Consulenti del lavoro: nuova presidenza e riforme al vertice dell’Ordine nazionale
La recente riorganizzazione del Consiglio nazionale dell’Ordine dei consulenti del lavoro nasce dalla necessità di affrontare nuove sfide dopo la prematura scomparsa dell’ex vicepresidente Luca De Compadri. La nomina di Giovanni Marcantonio come vicepresidente e Luca Paone come segretario riflette un impegno volto a garantire continuità e innovazione fino alle elezioni del 2026. Questi nuovi leader puntano a rafforzare il ruolo dell’Ordine, sostenere la formazione, valorizzare l’etica professionale e promuovere la responsabilità sociale, elementi considerati fondamentali per affrontare un mercato del lavoro in evoluzione e sempre più complesso.

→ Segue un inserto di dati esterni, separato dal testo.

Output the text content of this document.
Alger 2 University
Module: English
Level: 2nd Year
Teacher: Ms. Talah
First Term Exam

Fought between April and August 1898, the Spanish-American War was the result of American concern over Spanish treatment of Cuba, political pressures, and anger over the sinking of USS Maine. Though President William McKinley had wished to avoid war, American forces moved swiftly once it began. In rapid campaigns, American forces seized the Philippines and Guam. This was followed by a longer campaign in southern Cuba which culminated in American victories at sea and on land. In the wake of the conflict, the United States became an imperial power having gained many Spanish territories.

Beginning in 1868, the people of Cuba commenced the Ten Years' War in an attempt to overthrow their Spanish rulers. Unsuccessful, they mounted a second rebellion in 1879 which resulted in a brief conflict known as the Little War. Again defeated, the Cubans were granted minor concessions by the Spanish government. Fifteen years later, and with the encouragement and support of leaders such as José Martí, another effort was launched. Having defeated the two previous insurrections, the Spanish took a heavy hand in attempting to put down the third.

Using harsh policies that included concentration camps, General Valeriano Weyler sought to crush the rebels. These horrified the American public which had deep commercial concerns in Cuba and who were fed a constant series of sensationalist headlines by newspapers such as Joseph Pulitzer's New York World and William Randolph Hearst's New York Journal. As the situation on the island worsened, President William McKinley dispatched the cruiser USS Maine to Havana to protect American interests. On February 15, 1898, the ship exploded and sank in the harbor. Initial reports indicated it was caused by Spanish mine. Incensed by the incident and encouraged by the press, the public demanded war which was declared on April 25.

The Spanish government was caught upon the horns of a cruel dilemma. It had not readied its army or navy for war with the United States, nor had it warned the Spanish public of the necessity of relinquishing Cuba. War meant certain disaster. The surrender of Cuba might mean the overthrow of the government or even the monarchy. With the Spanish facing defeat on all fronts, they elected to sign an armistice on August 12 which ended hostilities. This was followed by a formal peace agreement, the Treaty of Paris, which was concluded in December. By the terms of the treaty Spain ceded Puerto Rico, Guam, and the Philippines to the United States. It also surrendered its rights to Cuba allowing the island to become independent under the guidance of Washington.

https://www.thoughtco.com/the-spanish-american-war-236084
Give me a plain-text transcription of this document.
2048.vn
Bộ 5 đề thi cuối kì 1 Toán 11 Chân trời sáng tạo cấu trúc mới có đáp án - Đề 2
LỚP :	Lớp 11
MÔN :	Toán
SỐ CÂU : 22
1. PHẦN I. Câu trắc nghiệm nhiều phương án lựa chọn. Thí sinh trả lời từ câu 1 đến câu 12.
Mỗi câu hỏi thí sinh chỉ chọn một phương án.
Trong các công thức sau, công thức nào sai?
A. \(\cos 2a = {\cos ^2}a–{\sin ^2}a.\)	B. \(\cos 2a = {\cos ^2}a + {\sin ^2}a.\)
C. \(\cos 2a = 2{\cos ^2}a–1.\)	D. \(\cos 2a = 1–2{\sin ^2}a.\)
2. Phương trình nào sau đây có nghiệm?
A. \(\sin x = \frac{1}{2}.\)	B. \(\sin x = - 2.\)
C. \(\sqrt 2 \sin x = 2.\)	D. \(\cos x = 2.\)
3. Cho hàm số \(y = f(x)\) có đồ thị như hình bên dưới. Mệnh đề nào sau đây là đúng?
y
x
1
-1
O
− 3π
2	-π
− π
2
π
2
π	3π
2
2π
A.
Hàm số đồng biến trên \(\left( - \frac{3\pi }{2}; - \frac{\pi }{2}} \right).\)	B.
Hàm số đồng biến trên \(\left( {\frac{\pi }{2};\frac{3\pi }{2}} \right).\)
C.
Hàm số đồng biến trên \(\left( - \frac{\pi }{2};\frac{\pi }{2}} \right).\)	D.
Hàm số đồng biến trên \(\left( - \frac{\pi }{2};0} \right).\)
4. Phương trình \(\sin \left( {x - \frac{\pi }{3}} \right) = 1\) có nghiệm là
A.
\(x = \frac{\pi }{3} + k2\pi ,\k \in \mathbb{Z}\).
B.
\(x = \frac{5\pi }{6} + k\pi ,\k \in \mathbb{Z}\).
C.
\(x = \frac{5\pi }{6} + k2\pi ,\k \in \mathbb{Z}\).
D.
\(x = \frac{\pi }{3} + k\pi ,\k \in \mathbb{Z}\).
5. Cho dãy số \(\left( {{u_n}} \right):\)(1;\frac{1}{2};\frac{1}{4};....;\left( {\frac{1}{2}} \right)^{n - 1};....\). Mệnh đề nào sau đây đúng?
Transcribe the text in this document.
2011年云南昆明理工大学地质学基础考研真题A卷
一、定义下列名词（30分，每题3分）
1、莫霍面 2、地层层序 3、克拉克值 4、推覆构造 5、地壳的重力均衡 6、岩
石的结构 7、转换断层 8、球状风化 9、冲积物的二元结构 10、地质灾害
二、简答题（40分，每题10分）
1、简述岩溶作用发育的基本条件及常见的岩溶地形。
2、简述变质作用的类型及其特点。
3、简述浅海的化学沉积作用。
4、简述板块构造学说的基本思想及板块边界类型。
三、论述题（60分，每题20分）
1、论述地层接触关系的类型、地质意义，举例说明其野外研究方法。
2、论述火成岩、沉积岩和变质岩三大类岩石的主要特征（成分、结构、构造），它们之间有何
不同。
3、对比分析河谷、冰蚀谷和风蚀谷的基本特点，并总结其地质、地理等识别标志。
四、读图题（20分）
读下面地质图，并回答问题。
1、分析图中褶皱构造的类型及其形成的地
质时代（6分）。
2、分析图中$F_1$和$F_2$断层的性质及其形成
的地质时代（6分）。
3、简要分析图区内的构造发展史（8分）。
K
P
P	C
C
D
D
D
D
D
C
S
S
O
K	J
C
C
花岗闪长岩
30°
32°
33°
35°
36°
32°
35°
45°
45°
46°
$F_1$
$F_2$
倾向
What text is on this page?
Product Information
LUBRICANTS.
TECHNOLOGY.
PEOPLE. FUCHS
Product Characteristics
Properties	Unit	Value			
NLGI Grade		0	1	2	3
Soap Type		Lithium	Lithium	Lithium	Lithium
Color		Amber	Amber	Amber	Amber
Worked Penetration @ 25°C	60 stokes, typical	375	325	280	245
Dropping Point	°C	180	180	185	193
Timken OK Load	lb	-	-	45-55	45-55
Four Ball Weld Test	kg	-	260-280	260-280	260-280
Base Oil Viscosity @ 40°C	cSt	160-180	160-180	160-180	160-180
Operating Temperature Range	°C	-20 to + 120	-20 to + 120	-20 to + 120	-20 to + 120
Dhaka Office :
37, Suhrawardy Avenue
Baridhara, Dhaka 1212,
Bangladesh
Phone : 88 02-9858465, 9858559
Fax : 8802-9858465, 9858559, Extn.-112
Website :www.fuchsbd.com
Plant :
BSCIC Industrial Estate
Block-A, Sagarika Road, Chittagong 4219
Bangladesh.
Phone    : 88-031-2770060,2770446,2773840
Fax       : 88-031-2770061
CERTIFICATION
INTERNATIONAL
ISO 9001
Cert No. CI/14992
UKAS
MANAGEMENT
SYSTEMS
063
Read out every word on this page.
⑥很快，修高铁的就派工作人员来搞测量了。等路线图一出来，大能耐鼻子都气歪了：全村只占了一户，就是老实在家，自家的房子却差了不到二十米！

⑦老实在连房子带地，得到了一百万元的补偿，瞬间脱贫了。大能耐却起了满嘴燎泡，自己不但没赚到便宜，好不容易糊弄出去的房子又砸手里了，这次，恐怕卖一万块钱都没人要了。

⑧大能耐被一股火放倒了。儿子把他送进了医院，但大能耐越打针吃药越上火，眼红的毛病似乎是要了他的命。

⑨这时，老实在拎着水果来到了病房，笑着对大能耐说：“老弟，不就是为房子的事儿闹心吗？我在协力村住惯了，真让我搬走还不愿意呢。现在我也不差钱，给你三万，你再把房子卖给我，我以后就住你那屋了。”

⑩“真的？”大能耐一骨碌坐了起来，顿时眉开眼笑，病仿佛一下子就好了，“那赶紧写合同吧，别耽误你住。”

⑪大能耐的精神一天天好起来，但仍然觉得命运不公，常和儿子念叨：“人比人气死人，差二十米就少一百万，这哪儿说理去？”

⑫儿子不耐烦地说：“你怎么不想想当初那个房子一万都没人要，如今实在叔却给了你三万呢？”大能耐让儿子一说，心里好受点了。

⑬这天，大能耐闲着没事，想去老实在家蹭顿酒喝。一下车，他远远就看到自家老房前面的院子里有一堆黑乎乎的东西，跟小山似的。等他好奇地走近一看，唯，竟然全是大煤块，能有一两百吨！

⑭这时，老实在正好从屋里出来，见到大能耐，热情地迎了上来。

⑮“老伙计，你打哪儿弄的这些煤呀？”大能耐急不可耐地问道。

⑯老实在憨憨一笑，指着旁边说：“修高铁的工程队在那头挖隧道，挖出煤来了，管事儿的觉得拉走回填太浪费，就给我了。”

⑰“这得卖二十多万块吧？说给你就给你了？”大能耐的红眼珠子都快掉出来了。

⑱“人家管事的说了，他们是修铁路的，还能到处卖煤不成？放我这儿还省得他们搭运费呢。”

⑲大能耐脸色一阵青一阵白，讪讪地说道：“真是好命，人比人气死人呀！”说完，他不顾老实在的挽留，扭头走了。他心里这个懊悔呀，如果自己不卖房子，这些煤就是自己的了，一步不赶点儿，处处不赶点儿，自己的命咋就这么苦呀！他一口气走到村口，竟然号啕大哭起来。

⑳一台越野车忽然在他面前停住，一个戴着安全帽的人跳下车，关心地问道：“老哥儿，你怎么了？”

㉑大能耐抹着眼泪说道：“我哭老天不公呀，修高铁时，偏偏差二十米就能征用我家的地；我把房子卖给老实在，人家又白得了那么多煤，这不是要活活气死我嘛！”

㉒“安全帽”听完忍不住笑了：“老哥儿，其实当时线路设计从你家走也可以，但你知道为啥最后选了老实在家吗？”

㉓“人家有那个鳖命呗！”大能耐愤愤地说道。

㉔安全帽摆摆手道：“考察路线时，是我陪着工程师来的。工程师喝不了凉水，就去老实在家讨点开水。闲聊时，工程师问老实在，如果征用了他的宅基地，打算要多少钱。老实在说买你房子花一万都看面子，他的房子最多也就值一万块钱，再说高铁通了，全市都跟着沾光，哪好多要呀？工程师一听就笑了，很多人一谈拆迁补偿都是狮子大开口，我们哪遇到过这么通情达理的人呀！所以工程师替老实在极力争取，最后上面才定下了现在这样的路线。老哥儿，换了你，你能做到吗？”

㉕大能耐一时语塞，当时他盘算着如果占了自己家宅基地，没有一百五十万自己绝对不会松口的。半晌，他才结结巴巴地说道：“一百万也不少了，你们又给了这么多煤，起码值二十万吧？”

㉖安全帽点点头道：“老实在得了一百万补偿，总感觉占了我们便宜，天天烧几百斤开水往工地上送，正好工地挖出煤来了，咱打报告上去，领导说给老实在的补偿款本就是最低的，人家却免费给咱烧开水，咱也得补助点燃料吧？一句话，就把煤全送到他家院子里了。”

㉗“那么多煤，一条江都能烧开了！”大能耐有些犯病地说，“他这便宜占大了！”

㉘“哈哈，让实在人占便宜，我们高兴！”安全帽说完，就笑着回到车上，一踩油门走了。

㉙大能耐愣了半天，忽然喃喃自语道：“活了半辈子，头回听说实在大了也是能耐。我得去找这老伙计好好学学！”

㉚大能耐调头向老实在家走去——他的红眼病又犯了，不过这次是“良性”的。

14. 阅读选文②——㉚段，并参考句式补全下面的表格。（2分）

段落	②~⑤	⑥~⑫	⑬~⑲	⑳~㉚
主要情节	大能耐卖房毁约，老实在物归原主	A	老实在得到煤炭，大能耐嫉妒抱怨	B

Un aspetto cruciale della nuova governance consiste nella creazione di una commissione dedicata alla riforma della legge 12/1979, la normativa cardine che disciplina la professione di consulente del lavoro in Italia dal 1979. La commissione si propone di modernizzare le competenze, tutelare l’autonomia dei professionisti e aggiornare il quadro regolatorio per adeguarlo alle trasformazioni del settore, riconoscendo l’importanza di un quadro normativo solido e innovativo.
La presidenza Marcantonio-Paone mira a favorire un dialogo più incisivo con istituzioni pubbliche e private, migliorare la trasparenza e l’efficienza dell’Ordine e sostenere le nuove generazioni di consulenti tramite formazione e iniziative di supporto. L’attenzione all’etica, con una rinnovata enfasi sulla responsabilità sociale e sulle buone pratiche, costituisce una pietra miliare della loro azione. Alla vigilia delle elezioni di ottobre 2026, la categoria si prepara ad affrontare un futuro caratterizzato da innovazione, coesione e prospettive di crescita professionale e istituzionale.